From the Guidelines
Wernicke's syndrome is a neurological disorder caused by thiamine (vitamin B1) deficiency, typically seen in alcoholics but also in those with severe malnutrition or absorption issues, and requires immediate administration of thiamine to prevent progression to permanent brain damage. This condition presents with the classic triad of confusion, ataxia (unsteady gait), and eye movement abnormalities (nystagmus, ophthalmoplegia) 1. According to the most recent guidelines, patients with both alcohol- and non-alcohol-related cirrhosis are prone to deficiencies in water-soluble vitamins, particularly thiamine, and post-mortem evidence of Wernicke’s encephalopathy is often observed, even in the absence of a history/clinical signs during life 1.
Key Considerations
- The condition can be reversed if caught early, but may cause permanent brain damage if treatment is delayed 1
- Thiamine must be given before glucose in suspected cases, as glucose administration alone can worsen the condition by depleting remaining thiamine reserves
- Treatment requires immediate administration of thiamine, usually 500mg intravenously three times daily for 2-3 days, followed by 250mg daily until symptoms improve, then oral thiamine 100mg daily indefinitely
- Early recognition and treatment are critical to prevent progression to Korsakoff syndrome, causing permanent memory impairment 1
Management
- High-dose parenteral thiamine supplementation is mandatory if Wernicke’s encephalopathy is suspected 1
- A course of oral multivitamin supplementation could be justified in patients with decompensated liver disease 1
- Vitamin/micronutrient deficiencies may cause a metabolic encephalopathy which can accompany but should not be confused with hepatic encephalopathy 1
From the Research
Definition and Causes of Wernicke's Syndrome
- Wernicke's encephalopathy (WE) is an acute neurological disorder resulting from thiamine deficiency 2.
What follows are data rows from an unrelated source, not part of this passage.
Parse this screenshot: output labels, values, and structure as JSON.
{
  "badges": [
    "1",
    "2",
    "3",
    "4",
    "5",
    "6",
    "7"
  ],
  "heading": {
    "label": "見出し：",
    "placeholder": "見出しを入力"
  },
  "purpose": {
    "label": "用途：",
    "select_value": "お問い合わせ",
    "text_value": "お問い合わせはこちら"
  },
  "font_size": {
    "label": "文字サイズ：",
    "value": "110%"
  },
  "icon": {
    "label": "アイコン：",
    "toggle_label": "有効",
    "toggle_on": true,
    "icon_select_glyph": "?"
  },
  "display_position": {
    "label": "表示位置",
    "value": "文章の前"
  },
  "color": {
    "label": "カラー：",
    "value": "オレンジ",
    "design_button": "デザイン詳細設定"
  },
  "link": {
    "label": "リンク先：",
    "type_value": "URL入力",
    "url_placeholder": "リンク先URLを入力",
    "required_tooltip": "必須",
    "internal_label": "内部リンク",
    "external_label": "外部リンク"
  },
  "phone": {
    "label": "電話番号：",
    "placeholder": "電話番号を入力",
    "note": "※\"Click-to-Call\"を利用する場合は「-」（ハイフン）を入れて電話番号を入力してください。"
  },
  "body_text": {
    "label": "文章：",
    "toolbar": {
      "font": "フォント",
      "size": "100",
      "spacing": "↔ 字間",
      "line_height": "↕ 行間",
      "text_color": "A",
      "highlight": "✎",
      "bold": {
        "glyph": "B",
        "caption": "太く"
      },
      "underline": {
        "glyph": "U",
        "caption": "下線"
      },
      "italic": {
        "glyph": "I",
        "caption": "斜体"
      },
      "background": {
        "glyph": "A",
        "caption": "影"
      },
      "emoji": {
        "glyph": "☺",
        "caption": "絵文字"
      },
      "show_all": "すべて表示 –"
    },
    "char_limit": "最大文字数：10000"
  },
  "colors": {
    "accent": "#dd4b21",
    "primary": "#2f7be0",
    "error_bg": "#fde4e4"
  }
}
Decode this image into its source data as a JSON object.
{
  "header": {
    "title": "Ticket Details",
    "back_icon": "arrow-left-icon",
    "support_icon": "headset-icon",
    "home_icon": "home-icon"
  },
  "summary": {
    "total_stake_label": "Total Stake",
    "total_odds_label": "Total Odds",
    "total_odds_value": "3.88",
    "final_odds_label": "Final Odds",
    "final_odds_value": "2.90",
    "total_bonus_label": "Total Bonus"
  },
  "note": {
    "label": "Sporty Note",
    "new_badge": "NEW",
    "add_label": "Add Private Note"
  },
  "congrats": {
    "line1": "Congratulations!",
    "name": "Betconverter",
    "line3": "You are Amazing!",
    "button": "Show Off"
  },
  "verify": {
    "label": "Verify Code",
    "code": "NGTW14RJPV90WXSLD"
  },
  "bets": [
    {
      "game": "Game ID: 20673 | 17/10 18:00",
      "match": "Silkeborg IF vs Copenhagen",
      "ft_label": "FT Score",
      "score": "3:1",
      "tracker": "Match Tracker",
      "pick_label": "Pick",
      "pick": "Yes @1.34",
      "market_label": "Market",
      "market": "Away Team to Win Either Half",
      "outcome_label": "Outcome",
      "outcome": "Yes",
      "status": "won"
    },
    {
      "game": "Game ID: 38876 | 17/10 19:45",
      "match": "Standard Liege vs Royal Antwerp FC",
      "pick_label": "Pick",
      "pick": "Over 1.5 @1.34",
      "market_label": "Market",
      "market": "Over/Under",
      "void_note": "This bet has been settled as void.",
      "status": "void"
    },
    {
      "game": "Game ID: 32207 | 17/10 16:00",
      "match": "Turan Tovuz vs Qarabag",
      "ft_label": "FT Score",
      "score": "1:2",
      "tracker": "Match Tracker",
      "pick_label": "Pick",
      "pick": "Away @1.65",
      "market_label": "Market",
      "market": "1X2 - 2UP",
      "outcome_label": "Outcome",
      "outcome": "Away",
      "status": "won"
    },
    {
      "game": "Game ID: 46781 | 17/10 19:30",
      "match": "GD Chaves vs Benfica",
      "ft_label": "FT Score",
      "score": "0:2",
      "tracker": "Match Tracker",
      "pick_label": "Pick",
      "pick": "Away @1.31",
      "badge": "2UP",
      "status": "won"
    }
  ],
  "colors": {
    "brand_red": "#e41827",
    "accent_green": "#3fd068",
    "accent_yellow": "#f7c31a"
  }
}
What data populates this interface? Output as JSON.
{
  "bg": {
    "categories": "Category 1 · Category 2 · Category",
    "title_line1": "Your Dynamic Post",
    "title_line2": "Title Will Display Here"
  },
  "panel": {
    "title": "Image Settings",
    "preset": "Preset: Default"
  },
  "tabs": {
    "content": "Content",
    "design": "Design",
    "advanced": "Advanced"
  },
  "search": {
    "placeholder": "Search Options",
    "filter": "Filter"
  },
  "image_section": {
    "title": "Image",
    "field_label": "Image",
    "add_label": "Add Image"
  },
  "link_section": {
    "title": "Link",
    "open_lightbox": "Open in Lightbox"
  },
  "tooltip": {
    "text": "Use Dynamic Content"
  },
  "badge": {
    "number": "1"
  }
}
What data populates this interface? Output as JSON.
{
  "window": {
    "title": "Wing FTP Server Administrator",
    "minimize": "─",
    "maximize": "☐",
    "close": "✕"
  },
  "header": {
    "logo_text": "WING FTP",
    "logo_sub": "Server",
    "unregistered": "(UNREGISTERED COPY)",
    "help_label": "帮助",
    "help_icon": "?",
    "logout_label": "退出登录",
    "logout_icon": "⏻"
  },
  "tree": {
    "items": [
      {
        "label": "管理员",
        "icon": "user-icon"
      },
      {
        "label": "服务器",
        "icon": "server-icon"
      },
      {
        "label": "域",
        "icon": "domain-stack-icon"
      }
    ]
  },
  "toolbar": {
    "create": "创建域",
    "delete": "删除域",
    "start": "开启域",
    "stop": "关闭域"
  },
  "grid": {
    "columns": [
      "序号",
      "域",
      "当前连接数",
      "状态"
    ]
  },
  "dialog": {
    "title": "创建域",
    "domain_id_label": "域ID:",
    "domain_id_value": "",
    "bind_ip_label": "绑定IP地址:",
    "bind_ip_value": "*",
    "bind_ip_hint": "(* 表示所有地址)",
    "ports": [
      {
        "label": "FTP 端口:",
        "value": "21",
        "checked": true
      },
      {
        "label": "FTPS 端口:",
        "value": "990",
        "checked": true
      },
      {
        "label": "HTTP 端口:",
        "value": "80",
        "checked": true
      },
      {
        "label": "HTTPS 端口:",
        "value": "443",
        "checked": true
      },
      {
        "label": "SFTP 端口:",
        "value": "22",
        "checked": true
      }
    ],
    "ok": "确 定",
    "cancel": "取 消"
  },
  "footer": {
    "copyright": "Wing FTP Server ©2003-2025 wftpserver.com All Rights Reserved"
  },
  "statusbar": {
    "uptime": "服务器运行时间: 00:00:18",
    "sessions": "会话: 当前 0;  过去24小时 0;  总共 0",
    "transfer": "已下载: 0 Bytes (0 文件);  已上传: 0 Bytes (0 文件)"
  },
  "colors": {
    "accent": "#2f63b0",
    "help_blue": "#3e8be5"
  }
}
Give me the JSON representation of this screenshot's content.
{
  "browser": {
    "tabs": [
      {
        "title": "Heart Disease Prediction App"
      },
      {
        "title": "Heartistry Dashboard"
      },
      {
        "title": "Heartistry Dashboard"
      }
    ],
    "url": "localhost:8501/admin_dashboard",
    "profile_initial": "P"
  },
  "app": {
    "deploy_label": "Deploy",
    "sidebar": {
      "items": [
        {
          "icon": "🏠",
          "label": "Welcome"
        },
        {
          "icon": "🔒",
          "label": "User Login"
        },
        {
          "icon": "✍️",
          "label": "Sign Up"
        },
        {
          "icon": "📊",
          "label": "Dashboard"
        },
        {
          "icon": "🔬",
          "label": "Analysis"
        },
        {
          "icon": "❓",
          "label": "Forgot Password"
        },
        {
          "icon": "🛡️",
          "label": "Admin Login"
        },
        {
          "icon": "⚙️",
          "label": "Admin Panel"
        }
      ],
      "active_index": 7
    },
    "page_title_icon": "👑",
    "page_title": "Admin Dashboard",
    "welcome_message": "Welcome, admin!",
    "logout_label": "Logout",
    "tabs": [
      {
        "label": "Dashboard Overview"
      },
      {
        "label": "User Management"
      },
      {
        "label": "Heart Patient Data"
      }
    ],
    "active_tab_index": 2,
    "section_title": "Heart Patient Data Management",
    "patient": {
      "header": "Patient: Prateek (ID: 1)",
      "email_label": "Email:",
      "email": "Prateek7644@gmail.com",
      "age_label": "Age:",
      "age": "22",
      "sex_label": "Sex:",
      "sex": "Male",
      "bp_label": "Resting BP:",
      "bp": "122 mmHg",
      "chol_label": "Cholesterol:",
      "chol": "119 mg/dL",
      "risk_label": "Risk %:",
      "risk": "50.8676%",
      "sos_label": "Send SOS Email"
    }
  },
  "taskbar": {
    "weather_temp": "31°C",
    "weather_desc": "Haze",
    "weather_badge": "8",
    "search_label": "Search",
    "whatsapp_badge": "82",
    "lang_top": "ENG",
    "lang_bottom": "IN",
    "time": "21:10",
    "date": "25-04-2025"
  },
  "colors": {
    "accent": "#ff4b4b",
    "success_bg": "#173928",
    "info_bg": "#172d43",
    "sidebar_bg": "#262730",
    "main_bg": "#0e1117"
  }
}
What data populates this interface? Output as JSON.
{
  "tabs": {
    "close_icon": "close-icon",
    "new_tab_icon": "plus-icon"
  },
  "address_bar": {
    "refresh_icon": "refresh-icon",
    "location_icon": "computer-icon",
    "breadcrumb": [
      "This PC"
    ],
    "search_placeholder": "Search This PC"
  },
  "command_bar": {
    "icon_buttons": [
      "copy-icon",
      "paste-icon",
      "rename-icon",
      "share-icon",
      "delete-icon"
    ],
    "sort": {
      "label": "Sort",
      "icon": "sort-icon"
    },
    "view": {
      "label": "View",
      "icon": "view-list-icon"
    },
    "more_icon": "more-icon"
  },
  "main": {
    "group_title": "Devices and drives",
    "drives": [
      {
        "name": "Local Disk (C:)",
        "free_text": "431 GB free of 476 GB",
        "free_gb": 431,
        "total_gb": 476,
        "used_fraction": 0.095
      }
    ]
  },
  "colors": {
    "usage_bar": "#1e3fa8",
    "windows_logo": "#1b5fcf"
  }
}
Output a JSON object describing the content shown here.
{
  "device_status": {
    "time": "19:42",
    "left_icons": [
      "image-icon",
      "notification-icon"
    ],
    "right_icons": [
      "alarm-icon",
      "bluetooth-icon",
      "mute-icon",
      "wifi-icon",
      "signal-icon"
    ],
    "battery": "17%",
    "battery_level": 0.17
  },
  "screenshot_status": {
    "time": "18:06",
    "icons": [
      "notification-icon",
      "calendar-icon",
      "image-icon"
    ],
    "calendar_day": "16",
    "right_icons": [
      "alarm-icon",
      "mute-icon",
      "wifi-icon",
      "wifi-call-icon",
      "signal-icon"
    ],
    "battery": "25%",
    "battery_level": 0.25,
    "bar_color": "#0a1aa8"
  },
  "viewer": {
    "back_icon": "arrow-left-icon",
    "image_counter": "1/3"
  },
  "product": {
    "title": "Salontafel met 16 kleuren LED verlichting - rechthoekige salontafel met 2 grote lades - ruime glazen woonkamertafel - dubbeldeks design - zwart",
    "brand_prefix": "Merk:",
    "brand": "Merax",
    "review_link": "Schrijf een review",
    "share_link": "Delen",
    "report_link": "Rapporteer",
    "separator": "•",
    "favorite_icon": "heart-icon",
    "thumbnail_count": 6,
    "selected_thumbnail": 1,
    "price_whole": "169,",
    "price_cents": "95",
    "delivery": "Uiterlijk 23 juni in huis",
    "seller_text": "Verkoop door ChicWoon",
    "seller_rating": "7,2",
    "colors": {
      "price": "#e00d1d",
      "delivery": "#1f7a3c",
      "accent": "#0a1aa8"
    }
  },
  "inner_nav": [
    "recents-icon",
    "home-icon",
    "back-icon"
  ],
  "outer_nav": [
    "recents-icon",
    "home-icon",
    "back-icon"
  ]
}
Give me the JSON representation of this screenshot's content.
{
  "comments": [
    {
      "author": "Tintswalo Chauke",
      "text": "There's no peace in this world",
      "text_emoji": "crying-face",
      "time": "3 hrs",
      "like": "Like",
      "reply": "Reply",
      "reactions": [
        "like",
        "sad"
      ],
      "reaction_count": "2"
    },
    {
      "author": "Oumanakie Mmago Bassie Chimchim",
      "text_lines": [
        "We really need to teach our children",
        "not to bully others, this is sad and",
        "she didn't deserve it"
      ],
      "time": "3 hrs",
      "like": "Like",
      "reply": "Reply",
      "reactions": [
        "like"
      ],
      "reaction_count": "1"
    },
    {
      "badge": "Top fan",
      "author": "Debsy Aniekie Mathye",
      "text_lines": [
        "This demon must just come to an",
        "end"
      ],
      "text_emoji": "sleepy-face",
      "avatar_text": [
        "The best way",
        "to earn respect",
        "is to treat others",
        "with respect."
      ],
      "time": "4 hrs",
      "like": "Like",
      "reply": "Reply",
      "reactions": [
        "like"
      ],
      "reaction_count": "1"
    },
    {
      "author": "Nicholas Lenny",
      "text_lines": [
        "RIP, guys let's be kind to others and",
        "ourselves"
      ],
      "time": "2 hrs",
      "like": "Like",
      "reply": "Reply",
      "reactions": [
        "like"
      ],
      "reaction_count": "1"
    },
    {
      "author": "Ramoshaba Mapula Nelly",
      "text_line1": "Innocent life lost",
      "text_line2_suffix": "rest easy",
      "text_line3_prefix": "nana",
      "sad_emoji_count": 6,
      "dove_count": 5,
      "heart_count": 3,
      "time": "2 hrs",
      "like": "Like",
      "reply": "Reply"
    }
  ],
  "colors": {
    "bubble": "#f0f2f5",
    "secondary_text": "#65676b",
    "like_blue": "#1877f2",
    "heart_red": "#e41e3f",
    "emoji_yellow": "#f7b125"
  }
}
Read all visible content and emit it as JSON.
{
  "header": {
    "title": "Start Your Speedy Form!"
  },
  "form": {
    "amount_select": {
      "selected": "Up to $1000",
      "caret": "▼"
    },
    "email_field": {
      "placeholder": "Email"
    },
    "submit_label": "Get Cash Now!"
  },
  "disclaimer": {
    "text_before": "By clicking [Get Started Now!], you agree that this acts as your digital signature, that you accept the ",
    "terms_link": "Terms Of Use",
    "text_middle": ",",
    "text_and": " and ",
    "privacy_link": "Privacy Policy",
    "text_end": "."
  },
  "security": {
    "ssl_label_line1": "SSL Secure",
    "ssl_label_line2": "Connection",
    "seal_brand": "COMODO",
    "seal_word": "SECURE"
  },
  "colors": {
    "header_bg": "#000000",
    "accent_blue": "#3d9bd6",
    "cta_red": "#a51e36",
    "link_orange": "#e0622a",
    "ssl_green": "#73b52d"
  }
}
- It is mainly related to alcohol abuse but can be associated with other conditions such as gastrointestinal disorders 2.
- Thiamine deficiency can also present with cardiovascular symptoms, called "wet beriberi" 2.
- Association with folate deficit can worsen the clinical picture 2.
Symptoms and Diagnosis
- Symptoms of Wernicke's encephalopathy include gait instability, dyspnoea, chest pain, vertiginous syndrome, nystagmus, diplopia, dysmetria, and sensitive and motor deficit in all four limbs with areflexia 2.
- A cerebral magnetic resonance imaging (MRI) can show typical findings of WE 2.
- Diagnosis is eminently clinical, with the difficulty of high clinical variability, and complementary tests are used to support the diagnosis and rule out other causes that can produce similar symptoms 3.
Treatment and Prognosis
- Treatment is based on the administration of thiamine, which should be started early, and parenterally at the appropriate doses, in all patients with compatible symptoms, without waiting to confirm the diagnosis 3.
- Early vitamin treatment in symptomatic patients improves prognosis 2.
- High doses of thiamine can lead to a great improvement of neurological and neuroradiological assessment, but cognitive impairment may still be severe 4.
- Untreated, WE can lead to coma or death, or progress to Korsakoff syndrome (KS) - a dementia characterized by irreversible loss of anterograde memory 5.